He has seen the FWAS go through many changes, including moving from their old location at the Allen County Fox Island Park.
“In 2006 our facilities in the old park were in need of upgrading, and we knew we were going to have to do something,” Stringer said. “We did decide we were going to have to move simply because of light pollution and because the trees had grown up.”
Prior to their arrival at Fox Island, it was a Christmas tree farm. According to the FWAS, the trees had grown so tall in 30 years they could not observe certain objects in the sky, like the planet Mercury, which had remained obscured by the trees.
Stringer is one of the many volunteers the FWAS is lucky to have, people who invest their time in the structure they’ve built, along with the knowledge they cultivate and share.
The FWAS is run wholly by volunteers. Not a single board member is paid, nor are there any paid staff positions. The love and dedication has not gone unnoticed.
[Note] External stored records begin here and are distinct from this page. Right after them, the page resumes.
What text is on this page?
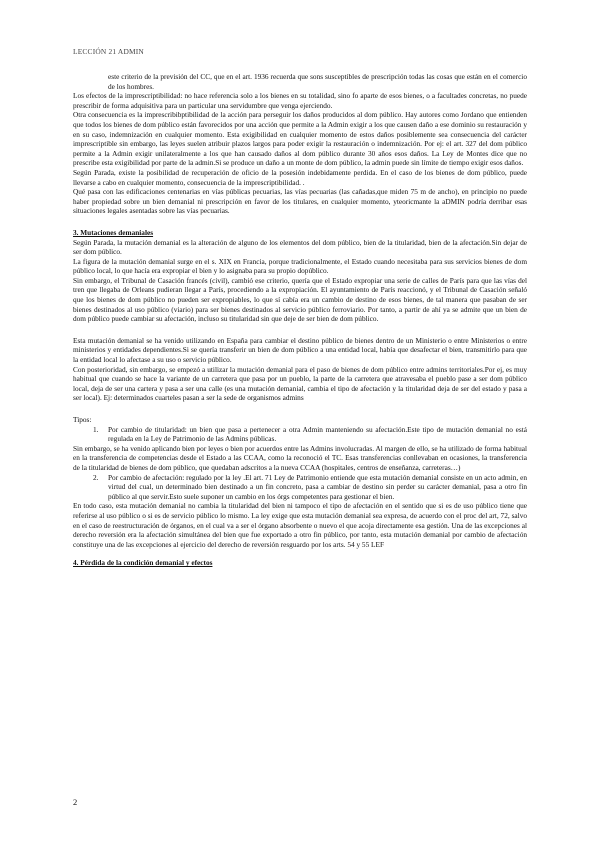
LECCIÓN 21 ADMIN

este criterio de la previsión del CC, que en el art. 1936 recuerda que sons susceptibles de prescripción todas las cosas que están en el comercio de los hombres.

Los efectos de la imprescriptibilidad: no hace referencia solo a los bienes en su totalidad, sino fo aparte de esos bienes, o a facultades concretas, no puede prescribir de forma adquisitiva para un particular una servidumbre que venga ejerciendo.

Otra consecuencia es la imprescribibptibilidad de la acción para perseguir los daños producidos al dom público. Hay autores como Jordano que entienden que todos los bienes de dom público están favorecidos por una acción que permite a la Admin exigir a los que causen daño a ese dominio su restauración y en su caso, indemnización en cualquier momento. Esta exigibilidad en cualquier momento de estos daños posiblemente sea consecuencia del carácter imprescriptible sin embargo, las leyes suelen atribuir plazos largos para poder exigir la restauración o indemnización. Por ej: el art. 327 del dom público permite a la Admin exigir unilateralmente a los que han causado daños al dom público durante 30 años esos daños. La Ley de Montes dice que no prescribe esta exigibilidad por parte de la admin.Si se produce un daño a un monte de dom público, la admin puede sin límite de tiempo exigir esos daños.

Según Parada, existe la posibilidad de recuperación de oficio de la posesión indebidamente perdida. En el caso de los bienes de dom público, puede llevarse a cabo en cualquier momento, consecuencia de la imprescriptibilidad. .

Qué pasa con las edificaciones centenarias en vías públicas pecuarias, las vías pecuarias (las cañadas,que miden 75 m de ancho), en principio no puede haber propiedad sobre un bien demanial ni prescripción en favor de los titulares, en cualquier momento, yteoricmante la aDMIN podría derribar esas situaciones legales asentadas sobre las vías pecuarias.

3. Mutaciones demaniales

Según Parada, la mutación demanial es la alteración de alguno de los elementos del dom público, bien de la titularidad, bien de la afectación.Sin dejar de ser dom público.

La figura de la mutación demanial surge en el s. XIX en Francia, porque tradicionalmente, el Estado cuando necesitaba para sus servicios bienes de dom público local, lo que hacía era expropiar el bien y lo asignaba para su propio dopúblico.

Sin embargo, el Tribunal de Casación francés (civil), cambió ese criterio, quería que el Estado expropiar una serie de calles de París para que las vías del tren que llegaba de Orleans pudieran llegar a París, procediendo a la expropiación. El ayuntamiento de París reaccionó, y el Tribunal de Casación señaló que los bienes de dom público no pueden ser expropiables, lo que sí cabía era un cambio de destino de esos bienes, de tal manera que pasaban de ser bienes destinados al uso público (viario) para ser bienes destinados al servicio público ferroviario. Por tanto, a partir de ahí ya se admite que un bien de dom público puede cambiar su afectación, incluso su titularidad sin que deje de ser bien de dom público.

Esta mutación demanial se ha venido utilizando en España para cambiar el destino público de bienes dentro de un Ministerio o entre Ministerios o entre ministerios y entidades dependientes.Si se quería transferir un bien de dom público a una entidad local, había que desafectar el bien, transmitirlo para que la entidad local lo afectase a su uso o servicio público.

Con posterioridad, sin embargo, se empezó a utilizar la mutación demanial para el paso de bienes de dom público entre admins territoriales.Por ej, es muy habitual que cuando se hace la variante de un carretera que pasa por un pueblo, la parte de la carretera que atravesaba el pueblo pase a ser dom público local, deja de ser una cartera y pasa a ser una calle (es una mutación demanial, cambia el tipo de afectación y la titularidad deja de ser del estado y pasa a ser local). Ej: determinados cuarteles pasan a ser la sede de organismos admins

Tipos:

1. Por cambio de titularidad: un bien que pasa a pertenecer a otra Admin manteniendo su afectación.Este tipo de mutación demanial no está regulada en la Ley de Patrimonio de las Admins públicas.

Sin embargo, se ha venido aplicando bien por leyes o bien por acuerdos entre las Admins involucradas. Al margen de ello, se ha utilizado de forma habitual en la transferencia de competencias desde el Estado a las CCAA, como la reconoció el TC. Esas transferencias conllevaban en ocasiones, la transferencia de la titularidad de bienes de dom público, que quedaban adscritos a la nueva CCAA (hospitales, centros de enseñanza, carreteras…)

2. Por cambio de afectación: regulado por la ley .El art. 71 Ley de Patrimonio entiende que esta mutación demanial consiste en un acto admin, en virtud del cual, un determinado bien destinado a un fin concreto, pasa a cambiar de destino sin perder su carácter demanial, pasa a otro fin público al que servir.Esto suele suponer un cambio en los órgs competentes para gestionar el bien.

En todo caso, esta mutación demanial no cambia la titularidad del bien ni tampoco el tipo de afectación en el sentido que si es de uso público tiene que referirse al uso público o si es de servicio público lo mismo. La ley exige que esta mutación demanial sea expresa, de acuerdo con el proc del art, 72, salvo en el caso de reestructuración de órganos, en el cual va a ser el órgano absorbente o nuevo el que acoja directamente esa gestión. Una de las excepciones al derecho reversión era la afectación simultánea del bien que fue exportado a otro fin público, por tanto, esta mutación demanial por cambio de afectación constituye una de las excepciones al ejercicio del derecho de reversión resguardo por los arts. 54 y 55 LEF

4. Pérdida de la condición demanial y efectos

2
The FWAS were honored by the Jet Propulsion Laboratory (JPL), the famous NASA funded organization responsible for creating such important projects as Voyager 1 and 2, and the Martian rover Pathfinder. They recognized the FWAS as an organization which “promot[es]...science and technology by sponsoring astronomical telescope observing of the moon and planets.”
Hoping for a spectrograph
Project Star*Quest is aimed at increasing the observatory’s reach and effect, currently in the form of a potential grant to obtain a Spectrograph. Spectrography allows the observation of distant objects in a compositional manner, meaning someone from the FWAS observatory could tell which elements a distant object is composed of, as well as other helpful information.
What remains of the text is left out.